The threshold for screen invocation is: is the required input or output richer than chat-shape? If yes (gallery, table, calendar, diff, big-list browse), screen. If no (one decision, one parameter), pure chat.
Per-surface conversational management
Every operate-on surface inherits this pattern. Per surface-tryst.brief.md §14 (the template), per-surface briefs document:
- Which verbs Quinn uses in chat for the surface
- Which actions need screen invocation (rich input/output) vs pure chat
- The natural-language entry points + Cocotte's parsing patterns
cross-surface-fanout.brief.md is the canonical multi-surface form of the same pattern: Quinn says it once, Cocotte invokes a cross-surface approval card (rich output + approval surface), Quinn approves once.
Flows as primary; screens as paired companions
A .flow.md documents a conversational interaction end-to-end (tryst-connect.flow.md is the first; more to come). It shows:
- What Quinn says in natural language
- How Cocotte parses + replies
- Where Cocotte invokes a screen (and why)
- The completion bubble
.screen.md companions document the screen's interior (layout, components, states). The flow is the why and when; the screen is the what it looks like when invoked.
When designing a new interaction:
- Write the
.flow.mdfirst — what's the conversation? - Identify any screen-shaped moments (rich input / rich output).
- Write or extend a
.screen.mdfor each. - Cross-link: flow references the screens it invokes; screens reference the flows that invoke them.
Voice register consistency
Per 00-system-voice.md, Cocotte's voice register is consistent across chat-bubbles AND screen-headers AND TTS readouts.
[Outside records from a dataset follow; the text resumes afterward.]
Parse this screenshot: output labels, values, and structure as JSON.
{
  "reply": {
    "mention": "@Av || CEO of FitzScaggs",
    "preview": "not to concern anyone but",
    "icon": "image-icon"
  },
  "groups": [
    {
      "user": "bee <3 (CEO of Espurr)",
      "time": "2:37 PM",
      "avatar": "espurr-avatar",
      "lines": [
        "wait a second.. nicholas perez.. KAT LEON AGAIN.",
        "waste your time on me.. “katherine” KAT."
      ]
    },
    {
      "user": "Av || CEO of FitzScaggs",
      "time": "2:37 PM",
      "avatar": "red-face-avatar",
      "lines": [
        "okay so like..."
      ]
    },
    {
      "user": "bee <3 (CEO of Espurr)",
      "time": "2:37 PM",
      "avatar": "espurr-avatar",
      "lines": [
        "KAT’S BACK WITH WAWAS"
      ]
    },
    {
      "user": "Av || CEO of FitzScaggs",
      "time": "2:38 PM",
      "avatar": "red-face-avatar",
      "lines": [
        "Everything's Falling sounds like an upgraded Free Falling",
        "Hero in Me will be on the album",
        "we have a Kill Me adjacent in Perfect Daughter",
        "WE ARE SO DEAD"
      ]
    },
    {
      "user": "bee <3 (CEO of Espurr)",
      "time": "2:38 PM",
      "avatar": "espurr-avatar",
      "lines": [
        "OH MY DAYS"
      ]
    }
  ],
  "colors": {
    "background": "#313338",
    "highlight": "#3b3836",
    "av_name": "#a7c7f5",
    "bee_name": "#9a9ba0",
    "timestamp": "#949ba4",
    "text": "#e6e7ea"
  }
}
A screen invocation doesn't break voice — the modal's copy uses the same register as the chat that summoned it. This is what makes the screen feel like part of the conversation, not a context switch.
Implications for the corpus
Every operate-on per-surface brief: §14 documents the verbs Quinn uses + which trigger screen invocations. Template established in surface-tryst.
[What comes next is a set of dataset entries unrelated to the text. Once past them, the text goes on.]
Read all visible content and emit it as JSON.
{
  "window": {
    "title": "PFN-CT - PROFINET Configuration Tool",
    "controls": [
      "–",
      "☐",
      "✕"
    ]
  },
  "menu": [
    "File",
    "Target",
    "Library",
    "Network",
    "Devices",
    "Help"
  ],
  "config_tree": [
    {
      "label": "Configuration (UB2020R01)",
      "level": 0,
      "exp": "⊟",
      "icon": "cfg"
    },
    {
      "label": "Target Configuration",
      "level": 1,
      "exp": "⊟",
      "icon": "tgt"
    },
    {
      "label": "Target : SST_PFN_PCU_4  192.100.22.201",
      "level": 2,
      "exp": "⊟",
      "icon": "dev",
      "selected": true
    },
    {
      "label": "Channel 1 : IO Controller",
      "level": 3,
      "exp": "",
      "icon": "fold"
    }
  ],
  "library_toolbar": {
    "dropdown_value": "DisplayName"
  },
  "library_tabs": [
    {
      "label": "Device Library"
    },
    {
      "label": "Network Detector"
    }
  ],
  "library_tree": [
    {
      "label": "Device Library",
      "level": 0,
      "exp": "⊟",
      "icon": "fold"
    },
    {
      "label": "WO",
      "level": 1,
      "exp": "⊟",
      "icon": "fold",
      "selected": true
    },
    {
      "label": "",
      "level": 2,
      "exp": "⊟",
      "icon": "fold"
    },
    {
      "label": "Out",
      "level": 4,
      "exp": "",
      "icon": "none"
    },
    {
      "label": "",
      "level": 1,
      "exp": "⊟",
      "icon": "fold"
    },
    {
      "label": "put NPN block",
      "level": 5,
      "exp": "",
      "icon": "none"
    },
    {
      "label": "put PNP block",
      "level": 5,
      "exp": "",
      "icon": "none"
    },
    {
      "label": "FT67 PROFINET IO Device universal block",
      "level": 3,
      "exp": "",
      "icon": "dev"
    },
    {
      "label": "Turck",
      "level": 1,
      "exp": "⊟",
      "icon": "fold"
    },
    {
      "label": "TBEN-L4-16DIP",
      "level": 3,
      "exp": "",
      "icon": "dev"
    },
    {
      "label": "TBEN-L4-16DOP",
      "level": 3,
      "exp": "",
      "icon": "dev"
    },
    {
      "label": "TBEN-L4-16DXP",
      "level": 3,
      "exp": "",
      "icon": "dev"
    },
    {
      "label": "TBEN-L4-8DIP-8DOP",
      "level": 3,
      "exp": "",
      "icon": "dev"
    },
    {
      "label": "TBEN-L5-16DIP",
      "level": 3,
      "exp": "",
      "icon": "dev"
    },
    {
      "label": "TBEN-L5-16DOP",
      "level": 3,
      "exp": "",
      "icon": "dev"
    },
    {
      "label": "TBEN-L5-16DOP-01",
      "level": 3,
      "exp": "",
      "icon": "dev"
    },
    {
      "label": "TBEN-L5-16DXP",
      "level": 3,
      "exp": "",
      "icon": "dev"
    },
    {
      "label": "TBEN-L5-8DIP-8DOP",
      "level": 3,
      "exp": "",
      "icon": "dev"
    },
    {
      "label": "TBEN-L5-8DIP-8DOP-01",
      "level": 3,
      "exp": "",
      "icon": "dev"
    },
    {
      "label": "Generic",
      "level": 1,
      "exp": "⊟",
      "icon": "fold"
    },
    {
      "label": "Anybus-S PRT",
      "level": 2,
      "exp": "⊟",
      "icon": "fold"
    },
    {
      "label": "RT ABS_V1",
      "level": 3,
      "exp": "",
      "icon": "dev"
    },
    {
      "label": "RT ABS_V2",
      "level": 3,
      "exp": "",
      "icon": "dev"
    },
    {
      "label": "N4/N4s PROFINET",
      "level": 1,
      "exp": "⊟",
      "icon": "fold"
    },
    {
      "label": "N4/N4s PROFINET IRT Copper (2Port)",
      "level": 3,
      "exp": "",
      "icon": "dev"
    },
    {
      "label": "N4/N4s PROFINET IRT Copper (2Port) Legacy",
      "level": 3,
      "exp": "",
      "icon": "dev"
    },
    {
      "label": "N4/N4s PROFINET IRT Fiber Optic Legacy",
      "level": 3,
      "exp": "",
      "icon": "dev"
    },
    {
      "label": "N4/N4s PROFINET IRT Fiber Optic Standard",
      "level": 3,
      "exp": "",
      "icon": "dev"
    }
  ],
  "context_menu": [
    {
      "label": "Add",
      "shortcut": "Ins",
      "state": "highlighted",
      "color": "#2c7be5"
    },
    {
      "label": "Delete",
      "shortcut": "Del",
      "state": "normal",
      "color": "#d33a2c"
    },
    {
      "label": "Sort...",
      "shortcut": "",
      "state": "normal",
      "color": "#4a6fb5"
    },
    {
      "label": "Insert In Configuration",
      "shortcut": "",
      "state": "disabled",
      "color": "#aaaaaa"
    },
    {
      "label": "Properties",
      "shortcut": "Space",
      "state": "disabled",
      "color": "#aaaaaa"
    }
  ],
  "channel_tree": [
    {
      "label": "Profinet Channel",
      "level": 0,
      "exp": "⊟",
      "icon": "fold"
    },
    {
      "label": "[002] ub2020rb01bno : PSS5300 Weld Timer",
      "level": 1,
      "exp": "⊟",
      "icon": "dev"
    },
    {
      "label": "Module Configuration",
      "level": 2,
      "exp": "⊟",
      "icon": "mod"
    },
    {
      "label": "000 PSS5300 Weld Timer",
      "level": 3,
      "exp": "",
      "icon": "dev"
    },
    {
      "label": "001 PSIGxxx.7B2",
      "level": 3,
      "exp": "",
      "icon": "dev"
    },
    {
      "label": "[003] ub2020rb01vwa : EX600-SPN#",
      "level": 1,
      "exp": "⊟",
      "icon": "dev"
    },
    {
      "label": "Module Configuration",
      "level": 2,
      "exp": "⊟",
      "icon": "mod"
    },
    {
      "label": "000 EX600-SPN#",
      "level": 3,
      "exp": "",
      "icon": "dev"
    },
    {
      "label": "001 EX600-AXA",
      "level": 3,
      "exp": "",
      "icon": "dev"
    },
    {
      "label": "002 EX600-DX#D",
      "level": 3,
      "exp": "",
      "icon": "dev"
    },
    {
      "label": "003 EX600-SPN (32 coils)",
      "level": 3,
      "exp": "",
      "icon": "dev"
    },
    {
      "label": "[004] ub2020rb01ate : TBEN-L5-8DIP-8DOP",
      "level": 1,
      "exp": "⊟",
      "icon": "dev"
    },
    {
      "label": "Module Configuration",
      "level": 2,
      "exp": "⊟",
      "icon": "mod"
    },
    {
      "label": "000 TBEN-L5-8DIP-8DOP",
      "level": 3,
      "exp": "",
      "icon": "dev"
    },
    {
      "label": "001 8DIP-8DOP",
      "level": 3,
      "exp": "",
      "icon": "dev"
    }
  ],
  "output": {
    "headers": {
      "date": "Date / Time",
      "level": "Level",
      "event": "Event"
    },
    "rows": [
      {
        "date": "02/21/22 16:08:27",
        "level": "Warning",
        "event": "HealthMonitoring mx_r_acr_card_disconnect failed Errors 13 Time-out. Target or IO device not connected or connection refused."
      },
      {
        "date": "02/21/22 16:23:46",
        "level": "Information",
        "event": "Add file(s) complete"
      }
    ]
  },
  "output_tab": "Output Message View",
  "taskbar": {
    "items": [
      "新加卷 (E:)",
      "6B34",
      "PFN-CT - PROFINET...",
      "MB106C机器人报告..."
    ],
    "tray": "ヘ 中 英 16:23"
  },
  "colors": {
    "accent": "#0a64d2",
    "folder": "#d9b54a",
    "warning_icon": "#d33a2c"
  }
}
Every screen.md: gets a header note declaring its capabilities (per the table above) + the invoking flows / conversational entry points that summon it. Retro-applies; will land progressively.
Cross-surface fanout (cross-surface-fanout.brief.md): canonical form of the conversational management pattern.
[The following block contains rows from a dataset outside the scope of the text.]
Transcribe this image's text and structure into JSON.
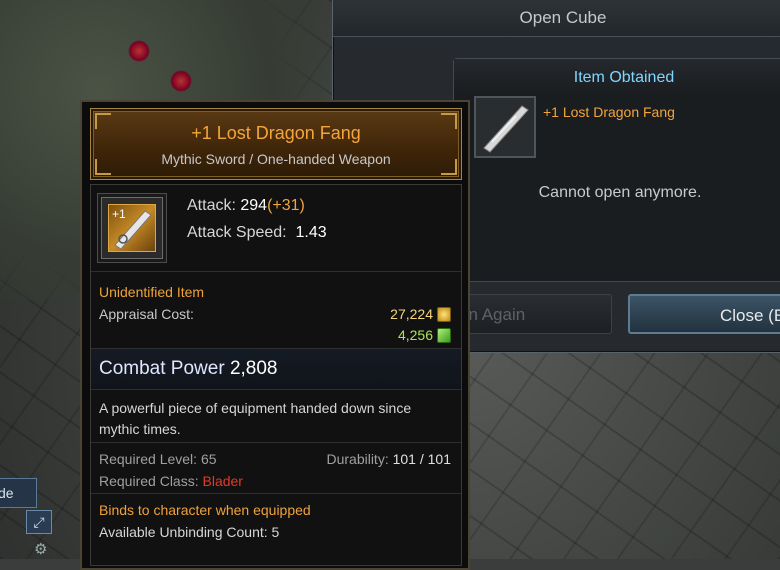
{
  "cube": {
    "title": "Open Cube",
    "panel_header": "Item Obtained",
    "item_name": "+1 Lost Dragon Fang",
    "message": "Cannot open anymore.",
    "open_again_label": "en Again",
    "close_label": "Close (E"
  },
  "side": {
    "tab_label": "de",
    "ctrl_icon": "resize-arrows-icon",
    "gear_icon": "gear-icon"
  },
  "tooltip": {
    "name": "+1 Lost Dragon Fang",
    "type": "Mythic Sword / One-handed Weapon",
    "icon_plus": "+1",
    "attack_label": "Attack:",
    "attack_value": "294",
    "attack_bonus": "(+31)",
    "speed_label": "Attack Speed:",
    "speed_value": "1.43",
    "unidentified": "Unidentified Item",
    "appraisal_label": "Appraisal Cost:",
    "appraisal_zen": "27,224",
    "appraisal_gem": "4,256",
    "power_label": "Combat Power",
    "power_value": "2,808",
    "description": "A powerful piece of equipment handed down since mythic times.",
    "req_level_label": "Required Level:",
    "req_level_value": "65",
    "durability_label": "Durability:",
    "durability_value": "101 / 101",
    "req_class_label": "Required Class:",
    "req_class_value": "Blader",
    "bind_text": "Binds to character when equipped",
    "unbinding_label": "Available Unbinding Count:",
    "unbinding_value": "5"
  },
  "colors": {
    "item_name": "#f4a53a",
    "item_obtained": "#7fd6ff",
    "class_red": "#e03a2a",
    "gem_green": "#a9e35a",
    "zen_gold": "#f4d67a"
  }
}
Flows are first-class: design starts with the conversation; screens are derived from where rich input/output is needed.
Related
- 00-system-visual-system.md — visual sibling.
- 00-system-voice.md — linguistic sibling.
- A-chat-surface.brief.md — the conversation surface.
- B-drawers.brief.md — drawer pattern; many are inspector-shaped invocations.
- cross-surface-fanout.brief.md — multi-surface canonical form.
- surface-tryst.brief.md §14 — first per-surface §14.
- tryst-connect.flow.md — first per-surface conversational flow demonstrating the pattern.
- Every
.screen.md— gets a header capability declaration (audit progressively).
Out of scope
- Voice-only modality variants (it's still conversation; voice is just a different input method).
- Multi-user / shared conversations (W brief).
- Conversation persistence + memory across sessions (engineering concern; not UX).